I Montreal Canadiens sono tornati sul ghiaccio giovedì sera, ospitando i New York Islanders al Bell Centre come parte della loro “Soirée Québécoise”. L’atmosfera era elettrica, con immagini di poutine, Rocher Perce e persino Elvis Gratton proiettate sul ghiaccio, mentre Diane Bibaud creava l’atmosfera suonando “On jase de toi” di Noir Silence all’organo.
Tuttavia, l’eccitazione ha lasciato presto il posto a un inizio lento poiché entrambe le squadre sembravano arrugginite nel primo tempo. Numerosi colpi di ghiaccio, fuorigioco e bastoni persi hanno scandito il primo periodo, ma man mano che la partita andava avanti, i Canadien hanno trovato il loro ritmo.
Una volta eliminata la ruggine, gli Habs hanno apportato alcune modifiche dominanti, incluso un cambio completo di linea nella zona offensiva senza rinunciare al possesso palla. Hanno bloccato gli isolani e hanno mostrato un solido movimento del disco, ma la loro tendenza a cercare il tiro perfetto invece di mettere il disco in rete è persistita. Questo approccio, sebbene spesso ammirevole, potrebbe richiedere una rivalutazione con l’avanzare della stagione. Nelle partite ravvicinate dei playoff, i Canadien dovranno sfruttare ogni opportunità.
Con il progredire del secondo periodo, i Canadiens avevano il controllo, conducendo 2-0 a poco più di tre minuti dalla fine grazie a due gol di Noah Dobson. Tuttavia, una svolta decisiva negli eventi si è verificata quando Juraj Slafkovsky ha fischiato una penalità per interferenza, seguita dalla penalità di Mike Matheson solo sette secondi dopo. Ciò ha dato agli isolani un vantaggio di due uomini di 1:53.
Il fenomeno da debuttante Matthew Schaefer ha colto l’attimo, segnando due gol in power play che hanno spostato lo slancio a favore degli isolani. Nonostante l’ottima prestazione di Samuel Montembeault, che ha effettuato un’impressionante parata sui rigori, la precisione di Schaefer è stata decisiva.
Dopo la partita, l’allenatore del Canadiens Martin St-Louis ha espresso disappunto per l’incapacità della sua squadra di gestire il disco in modo efficace dopo aver preso un vantaggio per 3–2. Ha sottolineato che i giocatori devono assumersi la responsabilità delle proprie prestazioni, soprattutto dopo aver subito un gol cinque contro sei. Sebbene i giocatori abbiano attribuito il gol del pareggio a una scarsa ripresa, la frustrazione di St-Louis ha suggerito che una sessione di revisione video potrebbe essere all’orizzonte.
Con il passare del tempo, gli isolani hanno pareggiato la partita a meno di due minuti dalla fine. I commenti di St-Louis suggeriscono la necessità di una riflessione, soprattutto per quanto riguarda i giocatori che erano sul ghiaccio in quel momento cruciale.

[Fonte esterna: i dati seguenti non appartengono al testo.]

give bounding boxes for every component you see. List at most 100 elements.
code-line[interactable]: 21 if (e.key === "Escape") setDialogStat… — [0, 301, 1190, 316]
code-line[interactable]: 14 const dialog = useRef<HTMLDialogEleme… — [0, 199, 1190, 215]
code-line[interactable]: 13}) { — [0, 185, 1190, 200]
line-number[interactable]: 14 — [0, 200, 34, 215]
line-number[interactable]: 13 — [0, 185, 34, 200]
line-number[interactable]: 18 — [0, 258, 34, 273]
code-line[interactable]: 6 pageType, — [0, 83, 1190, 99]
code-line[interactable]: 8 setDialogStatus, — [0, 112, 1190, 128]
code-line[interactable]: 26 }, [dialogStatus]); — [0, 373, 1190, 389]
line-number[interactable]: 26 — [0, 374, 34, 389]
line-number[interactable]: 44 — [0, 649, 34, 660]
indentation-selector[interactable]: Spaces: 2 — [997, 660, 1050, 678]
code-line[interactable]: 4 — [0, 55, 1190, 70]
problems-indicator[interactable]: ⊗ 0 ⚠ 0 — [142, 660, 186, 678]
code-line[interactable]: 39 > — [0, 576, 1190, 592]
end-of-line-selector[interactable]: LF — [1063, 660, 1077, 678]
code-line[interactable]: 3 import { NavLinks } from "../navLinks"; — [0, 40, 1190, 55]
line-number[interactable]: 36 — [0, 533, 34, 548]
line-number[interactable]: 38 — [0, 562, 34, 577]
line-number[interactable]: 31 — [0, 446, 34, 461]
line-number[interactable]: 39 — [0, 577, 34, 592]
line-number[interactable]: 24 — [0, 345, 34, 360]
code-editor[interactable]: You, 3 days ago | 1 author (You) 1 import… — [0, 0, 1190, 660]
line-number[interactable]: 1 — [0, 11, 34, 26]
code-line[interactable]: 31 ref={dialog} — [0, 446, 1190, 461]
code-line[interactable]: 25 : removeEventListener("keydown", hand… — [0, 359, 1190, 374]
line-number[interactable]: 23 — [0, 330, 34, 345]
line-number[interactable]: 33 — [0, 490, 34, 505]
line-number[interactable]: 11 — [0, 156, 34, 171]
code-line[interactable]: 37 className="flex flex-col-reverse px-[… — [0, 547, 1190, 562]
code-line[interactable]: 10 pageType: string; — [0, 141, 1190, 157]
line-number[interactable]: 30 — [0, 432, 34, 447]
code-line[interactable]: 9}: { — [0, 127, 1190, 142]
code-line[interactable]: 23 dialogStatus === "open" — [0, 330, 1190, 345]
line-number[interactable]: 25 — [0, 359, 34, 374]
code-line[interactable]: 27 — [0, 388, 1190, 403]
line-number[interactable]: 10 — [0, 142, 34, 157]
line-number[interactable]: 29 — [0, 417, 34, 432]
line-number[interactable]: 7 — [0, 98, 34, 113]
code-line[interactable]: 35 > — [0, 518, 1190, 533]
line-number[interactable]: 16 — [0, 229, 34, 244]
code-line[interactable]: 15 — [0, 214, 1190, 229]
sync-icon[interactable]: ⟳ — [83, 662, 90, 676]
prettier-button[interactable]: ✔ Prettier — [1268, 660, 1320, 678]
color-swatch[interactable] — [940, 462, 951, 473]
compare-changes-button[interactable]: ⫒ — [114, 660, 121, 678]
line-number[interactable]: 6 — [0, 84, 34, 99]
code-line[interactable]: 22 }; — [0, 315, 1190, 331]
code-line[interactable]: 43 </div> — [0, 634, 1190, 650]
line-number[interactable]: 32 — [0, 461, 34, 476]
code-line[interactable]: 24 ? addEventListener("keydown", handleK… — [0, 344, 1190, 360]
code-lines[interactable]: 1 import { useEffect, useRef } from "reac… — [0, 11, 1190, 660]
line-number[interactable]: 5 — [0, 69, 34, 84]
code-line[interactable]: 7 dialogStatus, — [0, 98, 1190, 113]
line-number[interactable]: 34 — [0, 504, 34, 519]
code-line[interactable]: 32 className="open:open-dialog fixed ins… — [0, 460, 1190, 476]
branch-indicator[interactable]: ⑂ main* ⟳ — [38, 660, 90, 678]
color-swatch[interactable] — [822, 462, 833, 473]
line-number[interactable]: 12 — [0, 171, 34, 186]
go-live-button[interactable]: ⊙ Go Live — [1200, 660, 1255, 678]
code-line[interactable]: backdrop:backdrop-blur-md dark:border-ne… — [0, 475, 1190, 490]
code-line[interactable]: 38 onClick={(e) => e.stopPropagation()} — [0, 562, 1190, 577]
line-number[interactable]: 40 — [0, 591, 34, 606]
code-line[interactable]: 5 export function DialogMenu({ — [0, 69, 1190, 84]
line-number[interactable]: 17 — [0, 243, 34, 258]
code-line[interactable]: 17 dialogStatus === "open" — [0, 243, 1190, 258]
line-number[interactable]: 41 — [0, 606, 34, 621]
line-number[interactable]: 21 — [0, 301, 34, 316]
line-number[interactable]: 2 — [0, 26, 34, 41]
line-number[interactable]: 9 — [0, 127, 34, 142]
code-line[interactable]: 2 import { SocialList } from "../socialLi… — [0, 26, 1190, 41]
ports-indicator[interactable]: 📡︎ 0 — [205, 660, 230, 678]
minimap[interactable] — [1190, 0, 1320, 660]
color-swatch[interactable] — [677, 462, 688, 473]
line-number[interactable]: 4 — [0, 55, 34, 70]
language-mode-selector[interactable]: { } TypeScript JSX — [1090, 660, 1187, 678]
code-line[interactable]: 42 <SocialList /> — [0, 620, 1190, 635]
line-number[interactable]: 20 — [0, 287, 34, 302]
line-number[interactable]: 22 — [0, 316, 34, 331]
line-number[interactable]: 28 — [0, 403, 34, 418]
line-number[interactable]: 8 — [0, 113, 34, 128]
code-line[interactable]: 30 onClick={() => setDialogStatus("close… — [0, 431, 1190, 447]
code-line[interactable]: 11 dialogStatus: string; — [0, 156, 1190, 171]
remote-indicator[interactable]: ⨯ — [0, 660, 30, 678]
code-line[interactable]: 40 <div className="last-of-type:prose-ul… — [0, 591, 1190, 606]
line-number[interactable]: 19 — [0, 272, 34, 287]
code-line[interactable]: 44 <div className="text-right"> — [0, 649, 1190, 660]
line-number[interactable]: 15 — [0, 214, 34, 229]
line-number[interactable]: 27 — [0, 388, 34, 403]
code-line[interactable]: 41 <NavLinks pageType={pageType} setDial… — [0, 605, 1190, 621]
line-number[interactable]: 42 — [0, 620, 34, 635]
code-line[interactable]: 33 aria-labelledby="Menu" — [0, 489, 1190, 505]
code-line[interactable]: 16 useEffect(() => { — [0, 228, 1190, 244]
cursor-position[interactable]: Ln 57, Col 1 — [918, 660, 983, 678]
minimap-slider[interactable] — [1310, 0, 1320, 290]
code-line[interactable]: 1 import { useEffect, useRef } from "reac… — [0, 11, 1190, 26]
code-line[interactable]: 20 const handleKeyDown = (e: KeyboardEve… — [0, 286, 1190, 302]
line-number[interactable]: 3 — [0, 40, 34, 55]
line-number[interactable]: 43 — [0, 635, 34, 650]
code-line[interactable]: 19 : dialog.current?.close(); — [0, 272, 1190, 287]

Guardare Schaefer esibirsi dal vivo per la prima volta è stata una rivelazione; La sua fluidità, la gestione della mazza e il processo decisionale a soli 18 anni lo rendono uno dei preferiti del Calder Trophy. Anche se Ivan Demidov può competere per il titolo di capocannoniere, l’impatto di Schaefer come giovane giocatore che padroneggia il ruolo di difensore è innegabile.
Nonostante la sconfitta, la prestazione di Dobson con due gol contro la sua ex squadra è stata notevole, sebbene fosse sul ghiaccio anche per tre gol dei Canadien. Montembeault ha avuto una partita di tutto rispetto, concedendo quattro gol su 27 tiri, incluso un gol deviato del pareggio e un vincitore dei tempi supplementari di Jean-Gabriel Pageau, che ha un talento nel segnare contro Montreal.
Alex Newhook ha fatto un ottimo ritorno, registrando oltre 13 minuti di tempo sul ghiaccio, assistendo nel goal power-play di Dobson e contribuendo fisicamente con alcuni colpi.
I Canadien terranno uno skate opzionale a Brossard venerdì alle 11:30 prima di tornare in azione sabato sera contro i Washington Capitals.
Nota: questo riepilogo è un riepilogo scritto in modo indipendente basato su rapporti disponibili al pubblico.